Monday, February 16, 2009

God looks after fools, but sometimes he kick them in the ass for being stupid...

A short entry here...we are back in town after many days at our place in Azul. It is raining sideways (which is why we know our chimney leaks) and our hydro project has ballooned to twice the original quote. This is because I DON'T FREAKIN UNDERSTAND ANYTHING!!!!

The micro-hydro project was quoted, and while materials were in the quote, not ALL materials were included. As in ONE THOUSAND METERS OF TUBING to the tune of $2000 US. Got it. Check. Did not include the casita to house the whole jumble of what-the-hell-ever goes into the hydro system (but which I ordered and paid for the what-the-hell-ever). Ok. Check. Ismael has begun construction on the casita, and I will pay him for his work. Bought the materials during an all-day fiasco trip to Palena (but also got all the gas tanks filled and huge bags of fruit which I made "conserves" with). Check.

(Above: My new choncha, La Gringa, which I also bought on the way back from the trip to Palena. She is very humiliated by her new necklace which was necessitated by her escape expertise - which we discovered on her first full day with us. The "necklace prevents her from scooting under the fence.)

Aaaahhhh, back to the hydro fiasco - who will dig the trench to lay the tubing? No Check. A quick trip to Patricio's house where his mother-in-law is baking bread in the wood stove and his wife is nursing the baby. Nono goes with me and we explain that we were under the impression that his "obra de mano" fee included ALL the labor. He laughs. "Where is the paper?" he says. I pull it out of my nifty rain-resistant folder and plop it out on the table. I point to the part that says, "Obra de Mano". He agrees, reaches over, turn the paper over and points to this little scribbled note:

"Ademas deven instalar la manguera y hace la casita para la luz (something, something, something)."

Translated: You are an idiot, I don't lay pipes, dig dirt, or build little tiny houses for a hydro...that's your responsibility.

It is snowing on the mountains, but driving winds bring the rain at a 45-degree angle. If it was sunny today, this wouldn't have been so painful. Feels like the time I insistently insisted that an electronics store honor the warranty on a TV set that failed, went right up the chain of command, only to find out that I bought the TV at another electronics store that sold me the warranty. Oops. Nevermind. Slink out feeling like an idiot. Wouldn't have felt as rotten if the chimney wasn't leaking. Or if the bathroom door wasn't swollen shut, or if I HAD FREAKIN ELECTRICITY!

It is what it is here in Patagonia. I had some delusion that it would be easier than Panama. Not the weather, or the remoteness...I had no illusions about that. But the way things get done, business...I even thought since we'd built a house in Panama and lived there, that this time would be easier.

Then Nono asked on the way into town if we cleaned our chimney yet?
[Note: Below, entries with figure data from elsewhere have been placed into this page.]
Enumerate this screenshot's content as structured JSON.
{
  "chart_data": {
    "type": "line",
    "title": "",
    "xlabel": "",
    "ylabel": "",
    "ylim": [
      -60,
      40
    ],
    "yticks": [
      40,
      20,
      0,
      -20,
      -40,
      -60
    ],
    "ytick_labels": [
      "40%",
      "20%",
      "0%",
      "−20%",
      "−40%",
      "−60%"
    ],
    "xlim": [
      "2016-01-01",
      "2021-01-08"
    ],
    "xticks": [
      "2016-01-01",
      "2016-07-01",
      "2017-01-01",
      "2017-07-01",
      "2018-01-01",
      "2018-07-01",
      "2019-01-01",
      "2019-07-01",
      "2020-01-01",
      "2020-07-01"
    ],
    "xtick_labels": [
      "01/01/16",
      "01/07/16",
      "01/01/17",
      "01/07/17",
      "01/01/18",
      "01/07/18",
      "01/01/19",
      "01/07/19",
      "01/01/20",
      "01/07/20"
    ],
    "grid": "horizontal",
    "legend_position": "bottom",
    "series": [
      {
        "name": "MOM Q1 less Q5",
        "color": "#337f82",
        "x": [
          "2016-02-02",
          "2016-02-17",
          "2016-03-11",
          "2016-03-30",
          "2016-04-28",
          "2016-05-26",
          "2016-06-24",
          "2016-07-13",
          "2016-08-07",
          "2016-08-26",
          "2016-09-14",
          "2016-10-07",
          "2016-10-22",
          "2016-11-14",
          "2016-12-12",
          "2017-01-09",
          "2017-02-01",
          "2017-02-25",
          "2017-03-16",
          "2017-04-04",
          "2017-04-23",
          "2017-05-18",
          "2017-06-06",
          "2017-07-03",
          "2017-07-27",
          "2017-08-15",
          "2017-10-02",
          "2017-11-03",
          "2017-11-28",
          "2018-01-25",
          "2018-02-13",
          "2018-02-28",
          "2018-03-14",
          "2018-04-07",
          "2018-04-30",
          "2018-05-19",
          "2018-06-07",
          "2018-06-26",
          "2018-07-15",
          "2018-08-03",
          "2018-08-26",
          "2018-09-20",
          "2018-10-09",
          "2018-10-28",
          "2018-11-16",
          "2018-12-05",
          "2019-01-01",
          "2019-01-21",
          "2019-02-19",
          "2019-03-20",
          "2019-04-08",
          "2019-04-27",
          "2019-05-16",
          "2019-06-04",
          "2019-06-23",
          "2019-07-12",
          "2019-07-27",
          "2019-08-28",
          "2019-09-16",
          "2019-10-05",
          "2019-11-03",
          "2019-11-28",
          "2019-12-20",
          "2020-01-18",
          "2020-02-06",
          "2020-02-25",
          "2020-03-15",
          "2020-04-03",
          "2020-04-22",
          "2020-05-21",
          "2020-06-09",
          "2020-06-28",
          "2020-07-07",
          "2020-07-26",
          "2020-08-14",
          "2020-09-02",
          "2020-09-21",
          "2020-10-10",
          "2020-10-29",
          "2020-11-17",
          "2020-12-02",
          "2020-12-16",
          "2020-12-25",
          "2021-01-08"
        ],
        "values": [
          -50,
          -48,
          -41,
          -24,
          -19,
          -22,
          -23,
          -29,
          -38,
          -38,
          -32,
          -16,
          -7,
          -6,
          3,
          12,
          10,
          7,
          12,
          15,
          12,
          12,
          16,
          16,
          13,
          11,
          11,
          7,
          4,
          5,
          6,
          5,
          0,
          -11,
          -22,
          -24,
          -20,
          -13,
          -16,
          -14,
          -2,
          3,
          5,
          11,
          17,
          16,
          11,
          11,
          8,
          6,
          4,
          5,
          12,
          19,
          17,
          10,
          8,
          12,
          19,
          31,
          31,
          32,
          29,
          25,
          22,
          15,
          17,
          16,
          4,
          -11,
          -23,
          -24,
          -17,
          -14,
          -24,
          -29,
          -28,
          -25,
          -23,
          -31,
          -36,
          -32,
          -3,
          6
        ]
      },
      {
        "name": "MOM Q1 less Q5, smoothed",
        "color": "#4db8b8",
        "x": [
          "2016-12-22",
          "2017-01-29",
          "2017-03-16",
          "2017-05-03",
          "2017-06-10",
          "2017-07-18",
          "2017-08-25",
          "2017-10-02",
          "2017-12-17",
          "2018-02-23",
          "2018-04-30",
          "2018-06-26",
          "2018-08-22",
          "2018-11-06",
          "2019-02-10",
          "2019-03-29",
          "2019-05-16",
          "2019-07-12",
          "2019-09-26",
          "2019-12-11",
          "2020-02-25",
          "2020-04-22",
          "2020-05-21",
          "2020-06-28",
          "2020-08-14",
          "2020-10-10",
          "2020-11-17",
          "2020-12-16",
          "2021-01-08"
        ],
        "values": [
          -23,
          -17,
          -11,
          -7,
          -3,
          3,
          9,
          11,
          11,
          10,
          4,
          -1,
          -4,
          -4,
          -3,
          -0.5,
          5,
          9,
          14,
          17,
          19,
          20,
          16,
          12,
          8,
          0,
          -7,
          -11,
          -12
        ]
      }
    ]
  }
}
Huh?

Such is life in Futalandia
(p.s. it's cold...I'm digging through some boxes to dig out long underwear I had packed and not expected to need until June. Go figure.) And in honor of our bonehead selves, I submit this John Prine-Iris Dement performance...I think he met me and Greg in another life.


Laura said...

I can't tell you how much I sympathize with you. "Good" construction is outrageously expensive here and so difficult-all the rules are different(the guy who makes the windows doesn't install them and you buy your own hardware at a different place etc. etc.) and then that language thing. You're not an idiot(repeat often.)

But, nice pig!

Laura said...

And I loved the John Prine video.

Helen said...

About the song,I'm gonna have Den sing that to me tonight. I love the tuning.
About the hydro, wow,just wow.

About the pig, be careful,if you start worrying about her feelings, it going to be tough to eat her. In Maine friends would name there pigs things like Bacon, Pork Chop or even Dinner. We raised Turkeys, you don't get attached to turkeys!

Vicki Lansen said...

Ah, the pig! She got out the first day, as I said, and Ismael's dog tore up one of her ears...I was a little freaked, but it's just life on the farm. I will distance myself from "the pig" so that the early winter procedure for pork chops and bacon won't be too traumatic.

I fed the geese up the street throughout the volcano thingy, and butchered one for Thanksgiving. I did ok with that (except it was tough). But I remember my mother bottle fed a calf once on the farm and when it was butchered later on, she couldn't eat the meat.